Most people get together to balance each other. For example, one person seems as an easy-going and adventurous person, and the other person takes the role as the uptight and responsible one. At the early stage of a relationship, dividing roles like the previous example might come as a fun idea, but it is not really sustainable. Practically, it will work until someone gets tired and shouts, "I am tired of being the responsible person here!"
Now, the real question at hand, when that happens, what should we do next?
Going through the differentiationstage
"The couple has to come to terms with reality that 'We really are different people. You are different from who I thought you were, or wanted you to be. We have different ideas, different feelings, different interest,'" said the co-founder of Couples Institute, California: Ellyn Bader
There are two elements of differentiation. The first one is self-differentiation: 'This is who I am and what I want. This is how I feel and what I desire'. And the second one involves the differentiation from the other person. After all being said and done, then it is safe to say that the couple is capable to be separated and involved at the same time.

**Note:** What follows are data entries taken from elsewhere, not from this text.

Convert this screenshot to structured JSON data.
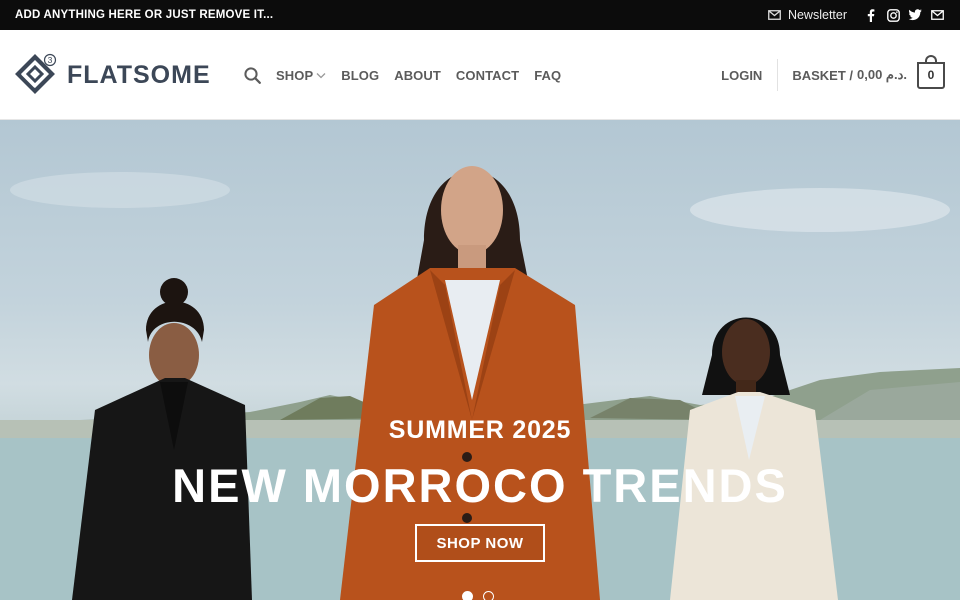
{
  "topbar": {
    "message": "ADD ANYTHING HERE OR JUST REMOVE IT...",
    "newsletter_label": "Newsletter",
    "social_icons": [
      "facebook-icon",
      "instagram-icon",
      "twitter-icon",
      "email-icon"
    ]
  },
  "header": {
    "logo_text": "FLATSOME",
    "logo_badge": "3",
    "nav": [
      {
        "label": "SHOP",
        "has_dropdown": true
      },
      {
        "label": "BLOG"
      },
      {
        "label": "ABOUT"
      },
      {
        "label": "CONTACT"
      },
      {
        "label": "FAQ"
      }
    ],
    "login_label": "LOGIN",
    "basket_label": "BASKET /",
    "basket_amount": "0,00 د.م.",
    "cart_count": "0"
  },
  "hero": {
    "subtitle": "SUMMER 2025",
    "title": "NEW MORROCO TRENDS",
    "button_label": "SHOP NOW",
    "slides": 2,
    "active_slide": 1
  }
}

To overcome the rough patches, the key is acceptance. With this effort – which seems very simple, but in fact requires real work – the differences can no longer hinder the intimacy between the couple, thus, no harboring resentment that might reap the seed of conflicts in the future.
So it all comes to this: Will choosing someone who is totally different from you really benefit you in the long haul?
It depends. Depends on how much effort you are willing to make and on how much tolerance you are willing to give.